The euro has been able to remain one of the world’s leading currencies since its introduction in 1999 primarily because of the execution of the European Union’s strategies to perfection. Add to the mix the euro’s mark of dedication to high quality of service and the formula for success is at hand.


However, I am not totally convinced that the strategies that the European Union implements currently would be as effective as before. For one, consolidation and globalization are taking place across most countries and their currencies, and the euro is not excluded. The European Union has implemented various strategies to fully adapt for the need of the euro to become competitive globally.


 I suggest that the European Union should implement a more sober approach to maintain consumer loyalty with their member nations. There is nothing wrong with building new loyalties with the other global consumers. But there are instances, for example, in the Netherlands, where the local market is often neglected. As a result, local consumers will tend to develop a bad impression about the European Union and its roles. While it is good to make moves to strengthen the euro, it is even better to keep and maintain the older and more established markets within the member nations. This way, the European Union will remain unscathed amidst the advent of consolidation and globalization.


CONCLUSION


The results of the analysis carried out on the introduction of the euro indicated very significant effects, even amidst the threats of unrest. Therefore, we could conclude that the value of the euro could still be expected to increase faster than average.


The review of the euro’s capabilities and objectives revealed very little inconsistencies regarding the European Union’s strategies in strengthening it. This is coherent with its traditional inside-out approach.
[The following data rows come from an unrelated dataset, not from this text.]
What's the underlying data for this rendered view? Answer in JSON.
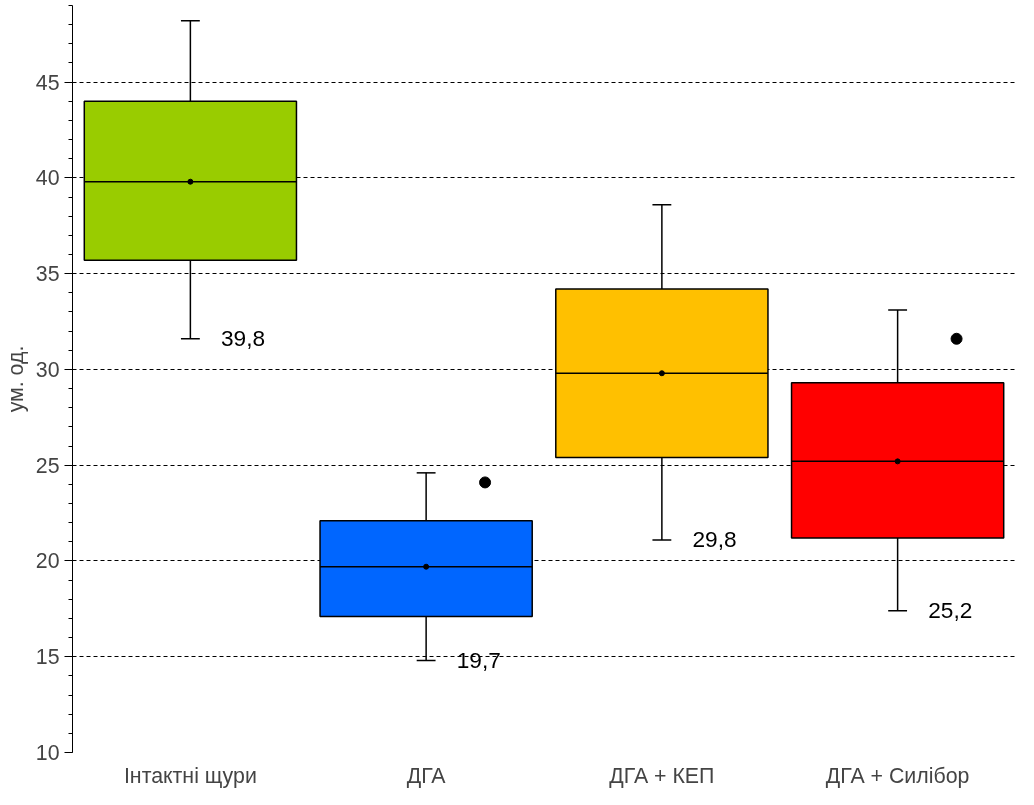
{
  "chart_data": {
    "type": "box",
    "ylabel": "ум. од.",
    "categories": [
      "Інтактні щури",
      "ДГА",
      "ДГА + КЕП",
      "ДГА + Силібор"
    ],
    "colors": [
      "#99cc00",
      "#0066ff",
      "#ffc000",
      "#ff0000"
    ],
    "boxes": [
      {
        "low": 31.6,
        "q1": 35.7,
        "median": 39.8,
        "q3": 44.0,
        "high": 48.2,
        "mean": 39.8
      },
      {
        "low": 14.8,
        "q1": 17.1,
        "median": 19.7,
        "q3": 22.1,
        "high": 24.6,
        "mean": 19.7,
        "outliers": [
          24.1
        ]
      },
      {
        "low": 21.1,
        "q1": 25.4,
        "median": 29.8,
        "q3": 34.2,
        "high": 38.6,
        "mean": 29.8
      },
      {
        "low": 17.4,
        "q1": 21.2,
        "median": 25.2,
        "q3": 29.3,
        "high": 33.1,
        "mean": 25.2,
        "outliers": [
          31.6
        ]
      }
    ],
    "value_labels": [
      "39,8",
      "19,7",
      "29,8",
      "25,2"
    ],
    "ylim": [
      10,
      49
    ],
    "yticks": [
      10,
      15,
      20,
      25,
      30,
      35,
      40,
      45
    ],
    "grid": "y"
  }
}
However, the need to reconcile both the inside-out and outside-in approaches becomes imperative now for the member nations of the European Union.


The analysis of the euro’s impacts on the US dollar revealed certain gaps, most of which are biased towards the US environment. However, these gaps paved the way towards determining a number of recommended strategic options to secure the competitiveness of both currencies.


Also, the European Union has to find a balance between adherence to internal forces within their member nations and to the changing forces of the environment in order to implement such strategic options.